The following section goes through each Gateway API object and indicates expected behaviors.
GatewayClass
GatewayClass has one main spec
field - controllerName
. Each implementation is expected to claim a domain-prefixed string value (like example.com/example-ingress
) as its controllerName
.
Implementations MUST watch all GatewayClasses, and reconcile GatewayClasses that have a matching controllerName
. The implementation must choose at least one compatible GatewayClass out of the set of GatewayClasses that have a matching controllerName
, and indicate that it accepts processing of that GatewayClass by setting an Accepted
Condition to status: true
in each. Any GatewayClasses that have a matching controllerName
but are not Accepted must have the Accepted
Condition set to status: false
.
Implementations MAY choose only one GatewayClass out of the pool of otherwise acceptable GatewayClasses if they can only reconcile one, or, if they are capable of reconciling multiple GatewayClasses, they may also choose as many as they like.

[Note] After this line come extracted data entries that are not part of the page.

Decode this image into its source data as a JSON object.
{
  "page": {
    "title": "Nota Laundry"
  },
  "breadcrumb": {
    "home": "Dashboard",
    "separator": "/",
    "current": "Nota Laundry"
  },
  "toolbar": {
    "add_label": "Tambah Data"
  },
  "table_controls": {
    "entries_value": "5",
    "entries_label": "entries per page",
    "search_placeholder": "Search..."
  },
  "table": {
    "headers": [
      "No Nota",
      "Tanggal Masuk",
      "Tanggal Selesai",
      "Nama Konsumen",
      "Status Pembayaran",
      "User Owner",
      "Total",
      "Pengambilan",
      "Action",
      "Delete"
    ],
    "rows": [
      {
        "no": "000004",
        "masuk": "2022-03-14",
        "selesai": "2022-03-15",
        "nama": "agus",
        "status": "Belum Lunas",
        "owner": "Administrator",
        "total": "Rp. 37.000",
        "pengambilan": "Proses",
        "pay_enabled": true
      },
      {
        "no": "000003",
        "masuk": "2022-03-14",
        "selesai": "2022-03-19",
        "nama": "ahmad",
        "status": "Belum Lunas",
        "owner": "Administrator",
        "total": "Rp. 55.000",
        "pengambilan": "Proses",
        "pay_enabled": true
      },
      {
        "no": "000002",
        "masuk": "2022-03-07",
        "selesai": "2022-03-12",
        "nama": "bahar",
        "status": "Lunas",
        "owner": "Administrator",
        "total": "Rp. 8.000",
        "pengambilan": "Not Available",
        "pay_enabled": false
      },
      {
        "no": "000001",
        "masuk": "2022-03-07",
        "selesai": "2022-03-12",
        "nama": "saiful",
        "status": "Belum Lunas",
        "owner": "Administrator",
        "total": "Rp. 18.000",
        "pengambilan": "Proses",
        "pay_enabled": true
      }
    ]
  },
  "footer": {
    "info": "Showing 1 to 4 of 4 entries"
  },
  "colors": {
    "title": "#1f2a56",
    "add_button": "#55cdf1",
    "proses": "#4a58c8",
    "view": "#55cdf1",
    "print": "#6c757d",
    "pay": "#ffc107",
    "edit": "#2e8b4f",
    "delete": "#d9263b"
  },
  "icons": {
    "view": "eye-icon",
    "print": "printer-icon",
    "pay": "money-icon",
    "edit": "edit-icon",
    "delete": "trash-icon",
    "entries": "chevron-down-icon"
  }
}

If something in the GatewayClass renders it incompatible (at the time of writing, the only possible reason for this is that there is a pointer to a paramsRef
object that is not supported by the implementation), then the implementation SHOULD mark the incompatible GatewayClass as not Accepted
.
Gateway
Gateway objects MUST refer in the spec.gatewayClassName
field to a GatewayClass that exists and is Accepted
by an implementation for that implementation to reconcile them.
Gateway objects that fall out of scope (for example, because the GatewayClass they reference was deleted) for reconciliation MAY have their status removed by the implementation as part of the delete process, but this is not required.
Routes
All Route objects share some properties:
- They MUST be attached to an in-scope parent for the implementation to consider them reconcilable.
- The implementation MUST update the status for each in-scope Route with the relevant Conditions, using the namespaced
parents
field. See the specific Route types for details, but this usually includesAccepted
,Programmed
andResolvedRefs
Conditions. - Routes that fall out of scope SHOULD NOT have status updated, since it’s possible that these updates may overwrite any new owners. The
observedGeneration
field will indicate that any remaining status is out of date.
HTTPRoute
HTTPRoutes route HTTP traffic that is unencrypted and available for inspection. This includes HTTPS traffic that’s terminated at the Gateway (since that is then decrypted), and allows the HTTPRoute to use HTTP properties, like path, method, or headers in its routing directives.
TLSRoute
TLSRoutes route encrypted TLS traffic using the SNI header, without decrypting the traffic stream, to the relevant backends.
TCPRoute
TCPRoutes route a TCP stream that arrives at a Listener to one of the given backends.
UDPRoute
UDPRoutes route UDP packets that arrive at a Listener to one of the given backends.
ReferenceGrant
ReferenceGrant is a special resource that is used by resource owners in one namespace to selectively allow references from Gateway API objects in other namespaces.
A ReferenceGrant is created in the same namespace as the thing it’s granting reference access to, and allows access from other namespaces, from other Kinds, or both.
Implementations that support cross-namespace references MUST watch ReferenceGrant and reconcile any ReferenceGrant that points to an object that’s referred to by an in-scope Gateway API object.